Take the winners of that last lottery (and wouldn't you like to?) How do we account for the fact that they all had people who had the same birthdays as they do, and those people didn't win doodly-squat?
Now here is something I found online for my sign, which happens to be Cancer, the Crab. (This is supposed to me that I am crusty on the outside while being adorably squishy underneath that hard shell.)
Here is how things are purported to be shaping up for me this month:
Cancer Monthly Horoscope: April 2012The news is not very good: Venus, the planet of love, will disappear in the shadow for approximately four months. It could be the sign of a sentimental disappointment, of some loss, loneliness or frustration. Or of some emotional addiction.

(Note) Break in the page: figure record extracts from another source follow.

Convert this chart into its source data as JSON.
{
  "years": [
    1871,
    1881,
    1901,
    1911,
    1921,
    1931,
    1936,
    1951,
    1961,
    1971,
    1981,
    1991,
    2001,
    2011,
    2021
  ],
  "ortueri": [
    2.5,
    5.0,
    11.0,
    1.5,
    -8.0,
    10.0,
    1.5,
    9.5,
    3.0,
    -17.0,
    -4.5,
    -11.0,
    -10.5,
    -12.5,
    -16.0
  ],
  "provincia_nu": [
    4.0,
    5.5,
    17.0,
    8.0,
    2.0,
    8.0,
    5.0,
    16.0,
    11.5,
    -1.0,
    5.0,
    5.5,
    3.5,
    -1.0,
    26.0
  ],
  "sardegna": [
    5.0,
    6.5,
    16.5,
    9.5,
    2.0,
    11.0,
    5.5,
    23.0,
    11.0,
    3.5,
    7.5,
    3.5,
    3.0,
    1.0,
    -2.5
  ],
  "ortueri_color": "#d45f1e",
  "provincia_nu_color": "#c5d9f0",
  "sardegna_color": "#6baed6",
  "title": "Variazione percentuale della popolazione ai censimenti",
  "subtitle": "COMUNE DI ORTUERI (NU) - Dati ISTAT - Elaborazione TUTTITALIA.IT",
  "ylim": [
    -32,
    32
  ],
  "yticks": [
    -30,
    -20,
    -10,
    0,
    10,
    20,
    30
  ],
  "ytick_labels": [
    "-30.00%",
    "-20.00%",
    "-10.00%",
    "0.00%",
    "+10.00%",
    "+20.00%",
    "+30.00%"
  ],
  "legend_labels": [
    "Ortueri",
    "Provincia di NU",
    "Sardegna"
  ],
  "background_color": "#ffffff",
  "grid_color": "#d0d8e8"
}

Maybe it's about the need to put love aside in order to dedicate yourself to family or to humor your parents, or to sacrifice a relationship from some imposed reasons.
There is also a possibility that this aspect signals the appearance of a secret relationship, a forbidden love or desired isolation, away from everybody's indiscreet eyes.
Regardless of the situation, your relational life will somehow remain burdensome or deprived of free choice.
Gee whiz, I really had not noticed that Venus had gone behind a shadow, blighting my love life. I just checked with Peggy on that, and she said, "So far, so good," so this can't apply to me. I don't know about the part about humoring my parents, either. My Dad used to laugh at a lot of my gags, but the sense of humor that he took with him to his grave was far more sophisticated than mine. Where I have Jerry Lewis, Bill Murray and Howard Stern, Dad liked Noel Coward, Oscar Wilde and - for reasons I never fully understood - Morey Amsterdam and Sid Caesar. I do humor my mother at every possible turn; just ask her.
And for the love of Pete, I have no interest in a secret relationship, a forbidden love or desired isolation. I don't keep secrets from Peggy, she never forbids me anything, and I don't wanna be isolated.
And another thing about horoscopes is that the same fatuous predictions are supposed to apply to every person who shares a birthday. Well, hello there, Michael Phelps, Fantasia, Stanley Clarke, Mike Tyson and Vincent D'Onofrio: all of whom first saw the first light of day on the last day of June in various years. I also share a height (6'5") and a high school (Towson) with Phelps, and, like him, I have been in a pool. But that hardly means that my life will be like his or Fantasia's or certainly Mike Tyson's.
But our horoscopes say otherwise! Whom to believe?